Hot Shots: Barbados’ Cover Drive

Desiree Seebaran meets Cover Drive, the Barbadian “Cari-pop” quartet

From left to right: Jamar, Barry, Amanda and T-Ray. Photograph courtesy Cover Drive

Take four Bajan teenagers, stir in pop music, instruments, and a dose of island energy, and you’d be lucky to come up with the compelling new sound that’s distinctive to Cover Drive. Named for a cricket batting shot, the quartet — lead singer Amanda Reifer, clean-cut bass player Jamar Harding, dreadlocked Barry Hill on guitar, and hat-crazy T-Ray Armstrong on drums and vocals — bear a strong physical resemblance to one of their musical influences, the US rock band No Doubt. Amanda is the elementally sexy, golden female lead with pouty red lips. And her versatile voice is also reminiscent of fellow Bajan pop artist Rihanna, who Cover Drive opened for on the Barbados leg of her recent LOUD tour.

“We love all things Rihanna,” says Jamar. “She gave us a huge break, and we cannot thank her enough for that.” Amanda adds: “Comparisons are really complimentary. I try to learn from her, so hopefully we can also have a shot at an amazing music career, too.”

But Cover Drive is no studio template gone wrong. They were discovered the new old-fashioned way: by posting videos online of their acoustic sessions in T-Ray’s basement, where they did Caribbean-flavoured covers of a range of popular music. It was there that they hit upon a name for their sound: Cari-pop (Caribbean pop). The steel pan intro on the metal-edged “Lick Ya Down” is one of several nods the group makes to their Caribbean roots — they’re determined to blend who they are into their international sound.

“It is what comes naturally to us,” Amanda says. “We love Machel [Montano], Rupee, Lil’ Rick, Kes the Band, and we also love pop music.”

Since they signed with British music label Polydor in 2011, Cover Drive’s singles have come fast and furious. “Explode”, featuring Brit rapper Dappy, refreshes that timeless pop theme of falling in lust with a bouncy techno riff laid over mellower ska-reggae rhythms. The soulful slow rock “Sparks” features a sweet duet between T-Ray and Amanda. Another slow number, “Twilight”, has garnered over seven million views on YouTube. Amanda’s open sensuality definitely draws fans, but it doesn’t hurt that Barry, Jamar, and T-Ray look extraordinary on camera themselves.

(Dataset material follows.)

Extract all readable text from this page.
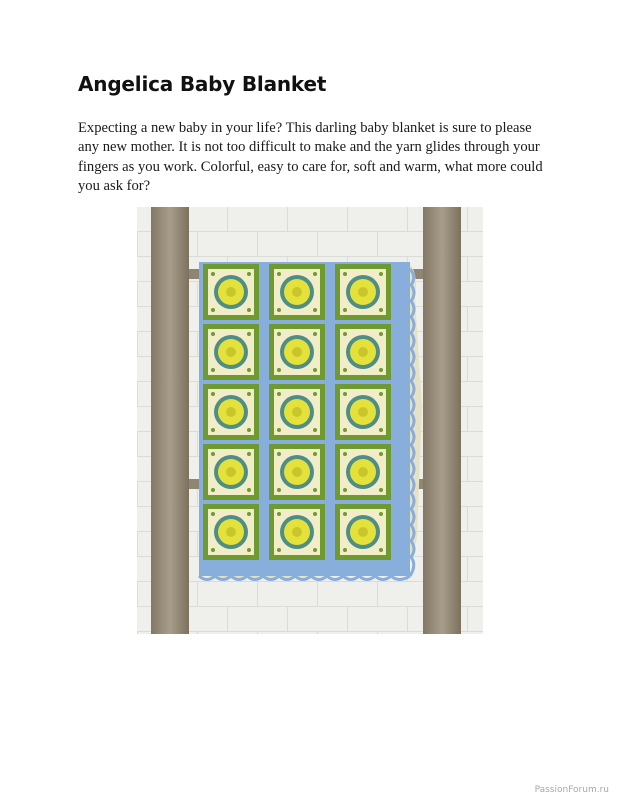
Angelica Baby Blanket

Expecting a new baby in your life? This darling baby blanket is sure to please any new mother. It is not too difficult to make and the yarn glides through your fingers as you work. Colorful, easy to care for, soft and warm, what more could you ask for?

PassionForum.ru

Cover Drive doesn’t diversify from the standard pop themes of young, new love (and lust). But their appealingly eclectic videos never get too serious, juxtaposing sophisticated images with rustic roots: a Mini Cooper or a pulsing club scene with platefuls of hearty Caribbean food, or the neighbourhood barber shop.

Their debut album Bajan Style was released in May 2012, and got loads of attention in Britain. The band promises lots of promotional touring in the Caribbean and the US, once promoters get on the Cover Drive train.

“UK fans have really embraced us and our sound,” Amanda says. “But we want to make an honest commitment to sharing our music with the Caribbean.”